Haskell's purity compressed into single bytes is the pitch for Husk, a functional golfing language designed in 2017 by Code Golf Stack Exchange members Leo and Zgarb. A Husk program is an expression built from combinators over a custom codepage; the language is lazy, so infinite lists are routine, and it performs its own type inference to decide how overloaded built-ins should behave for the inputs at hand. That inference is Husk's signature trick: one symbol can mean different sensible things at different types, letting programs stay short without ambiguity. The interpreter itself is written in Haskell. HCODX runs it in a real terminal with zero installation, so lazy programs that consume stdin receive whatever you type mid-execution.

Hello World in Husk

"Hello, World!"
How it works: a Husk program is a function applied to its inputs, and its result is printed. A bare string literal is a constant function, so the program evaluates to the greeting and Husk outputs it directly.

When to use Husk

Husk excels at Code Golf Stack Exchange challenges involving sequences, number theory, and anything naturally phrased as a lazy pipeline, where an infinite list plus a filter and an index beats explicit loops by many bytes. It is also one of the best languages for demonstrating type-directed overloading and laziness to students who found Haskell's syntax a barrier, since each Husk built-in is a tiny, inspectable case study in polymorphism. HCODX is a free online Husk editor, runner and interpreter — an IDE-grade compiler and playground to write and run code online, execute code with live output and live preview, no downloads or web server required.

Common questions

How does Husk decide what an overloaded built-in does?
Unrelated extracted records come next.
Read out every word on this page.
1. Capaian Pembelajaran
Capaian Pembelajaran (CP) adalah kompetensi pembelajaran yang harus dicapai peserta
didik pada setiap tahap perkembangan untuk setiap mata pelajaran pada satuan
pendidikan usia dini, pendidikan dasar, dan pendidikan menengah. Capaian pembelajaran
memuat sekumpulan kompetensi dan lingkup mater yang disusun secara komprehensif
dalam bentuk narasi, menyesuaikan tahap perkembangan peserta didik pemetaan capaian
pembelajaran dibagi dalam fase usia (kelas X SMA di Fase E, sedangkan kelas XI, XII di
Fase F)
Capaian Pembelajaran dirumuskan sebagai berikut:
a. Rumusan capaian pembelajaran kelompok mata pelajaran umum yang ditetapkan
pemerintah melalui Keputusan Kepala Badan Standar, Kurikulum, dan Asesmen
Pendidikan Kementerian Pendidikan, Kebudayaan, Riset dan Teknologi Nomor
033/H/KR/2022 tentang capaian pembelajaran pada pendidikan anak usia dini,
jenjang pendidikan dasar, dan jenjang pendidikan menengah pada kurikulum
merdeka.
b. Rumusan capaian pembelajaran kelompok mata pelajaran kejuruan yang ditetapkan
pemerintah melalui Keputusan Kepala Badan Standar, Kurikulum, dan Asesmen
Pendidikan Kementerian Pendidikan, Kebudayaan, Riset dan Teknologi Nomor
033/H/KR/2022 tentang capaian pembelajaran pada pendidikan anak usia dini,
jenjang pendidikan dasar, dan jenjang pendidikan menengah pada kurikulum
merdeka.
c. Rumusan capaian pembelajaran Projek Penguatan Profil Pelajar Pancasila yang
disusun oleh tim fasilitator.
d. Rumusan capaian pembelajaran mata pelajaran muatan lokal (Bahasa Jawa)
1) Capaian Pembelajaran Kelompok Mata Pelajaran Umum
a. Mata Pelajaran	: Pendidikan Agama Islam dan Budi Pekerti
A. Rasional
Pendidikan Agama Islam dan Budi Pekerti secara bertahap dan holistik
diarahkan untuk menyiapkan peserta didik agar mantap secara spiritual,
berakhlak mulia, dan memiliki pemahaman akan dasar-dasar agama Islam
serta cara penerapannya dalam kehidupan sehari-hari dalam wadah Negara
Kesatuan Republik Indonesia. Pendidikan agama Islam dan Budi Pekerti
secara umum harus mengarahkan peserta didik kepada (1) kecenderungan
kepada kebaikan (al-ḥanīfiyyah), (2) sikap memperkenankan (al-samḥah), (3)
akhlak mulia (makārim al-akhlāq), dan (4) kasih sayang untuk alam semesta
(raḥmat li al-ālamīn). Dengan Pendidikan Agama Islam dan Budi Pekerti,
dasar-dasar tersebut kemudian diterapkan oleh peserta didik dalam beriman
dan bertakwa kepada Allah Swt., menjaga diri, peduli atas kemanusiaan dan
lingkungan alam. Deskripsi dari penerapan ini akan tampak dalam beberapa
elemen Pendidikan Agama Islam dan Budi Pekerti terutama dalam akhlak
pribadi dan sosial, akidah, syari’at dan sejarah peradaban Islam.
Through type inference over the whole program. Each built-in carries several typed behaviors, and Husk searches for a consistent assignment that matches the declared or inferred input types, preferring earlier-listed alternatives. The result is that one codepage character can cover string, list, and numeric variants at once, which is a major source of Husk's byte savings.

Is Husk related to Haskell?

Closely, in spirit and implementation. The interpreter is written in Haskell, the language is purely functional and lazy, and many built-ins mirror Prelude functions like folds, scans, and zips. But Husk is not embedded Haskell: it has its own single-byte codepage, its own inference engine tuned for golf, and implicit argument handling that no Haskell program has.

How does Husk stack up against Jelly and 05AB1E?

It trades a smaller built-in library for stronger composition. On list-processing and mathematical challenges Husk frequently matches or beats them because laziness and higher-order combinators fit those problems naturally. On string tasks the dictionary compression in Jelly and 05AB1E usually wins. Husk answers also tend to be unusually readable once you know the codepage, which golfers appreciate when writing explanations.